The Journal of Commerce Online - News Story
Industry groups stress need for fast action, fear estimates will sap urgency

Industry officials pressing Congress and the White House to lock in long-term transportation spending programs say higher new estimates for the Highway Trust Fund may reduce pressure for legislators to act.

The Congressional Budget Office now thinks the fund could last all through the 2012 budget year before it would need new money to keep operating, at current rates of spending and likely levels of fee income.

It raises the risk that Congress, which was already stalled on how to craft a new multi-year surface transportation bill to replace and expand the one that expires Dec. 31, might find more justification in the CBO estimates for just extending current programs again.

At the American Road & Transportation Builders Association, spokesman Jeffrey Solsby said "the bottom line for us is that the market needs stability - for states, for firms, for suppliers - and kicking the can down the road, even a year or two, doesn't solve that challenge."

Construction firms "don't make hiring and purchasing decisions on a year's worth of work," said Solsby. "They make those decisions based on 5-7 years of work in the pipeline." So, he said, "the latest CBO numbers only reinforce what ARTBA has long said: The status quo cannot continue indefinitely. It is another reason why the highway/transit bill needs to be a priority."

The U.S. Chamber of Commerce has also urged the Obama team to get behind a new transportation bill and say how to fund it, while the administration says it will not support a fuel tax increase for transportation and has yet to offer promised "principles" for what a new bill should include.

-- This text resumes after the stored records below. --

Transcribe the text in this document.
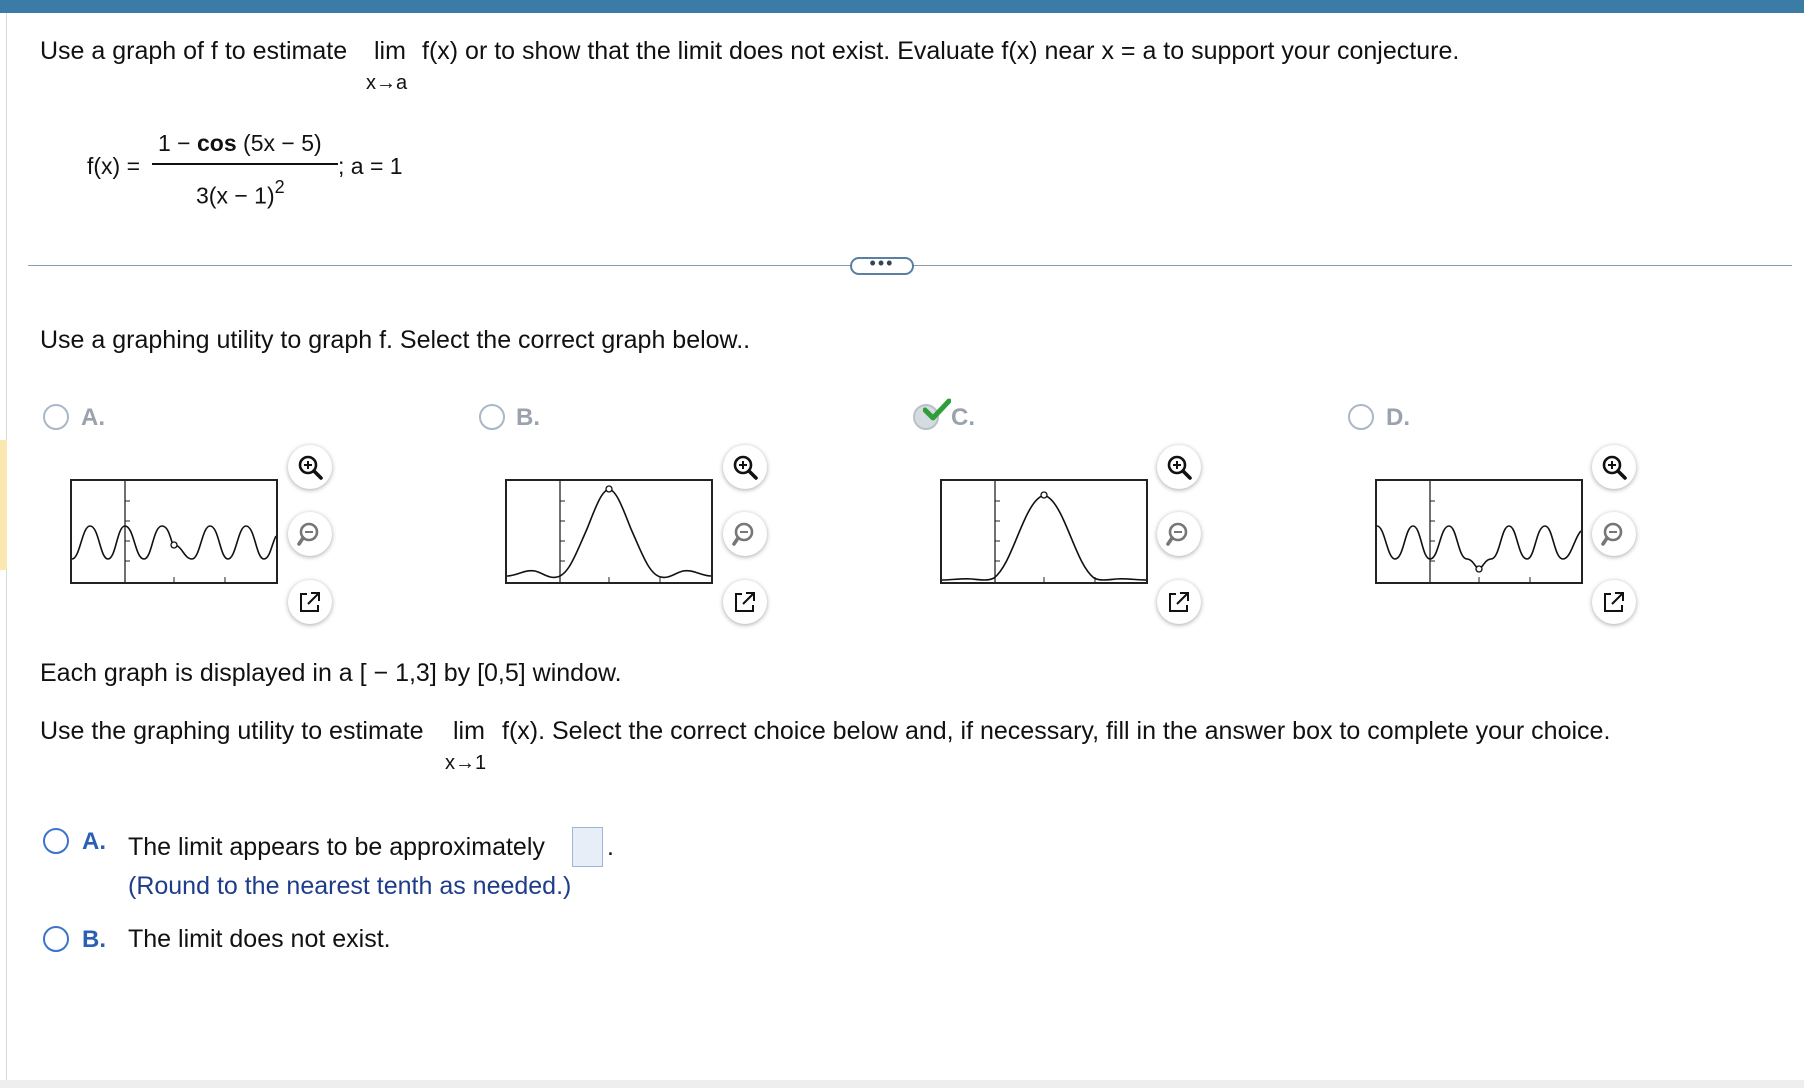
Use a graph of f to estimate lim
x→a
f(x) or to show that the limit does not exist. Evaluate f(x) near x = a to support your conjecture.
f(x) =
1 − cos (5x − 5)
$3(x - 1)^2$
; a = 1
•••
Use a graphing utility to graph f. Select the correct graph below..
A.	B.	C.	D.
Each graph is displayed in a [ − 1,3] by [0,5] window.
Use the graphing utility to estimate lim
x→1
f(x). Select the correct choice below and, if necessary, fill in the answer box to complete your choice.
A. The limit appears to be approximately .
(Round to the nearest tenth as needed.)
B. The limit does not exist.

Janet Kavinoky, the chamber's director of transportation infrastructure, said the CBO projections "have to also be considered in the context of stimulus money running out. There is still a hole to fill." She said federal officials should be pushing several actions, including new legislation on surface, air and water project investments. "Anything short of creating long-term certainty in the federal commitment to transportation infrastructure is going to be a disappointment," Kavinoky said.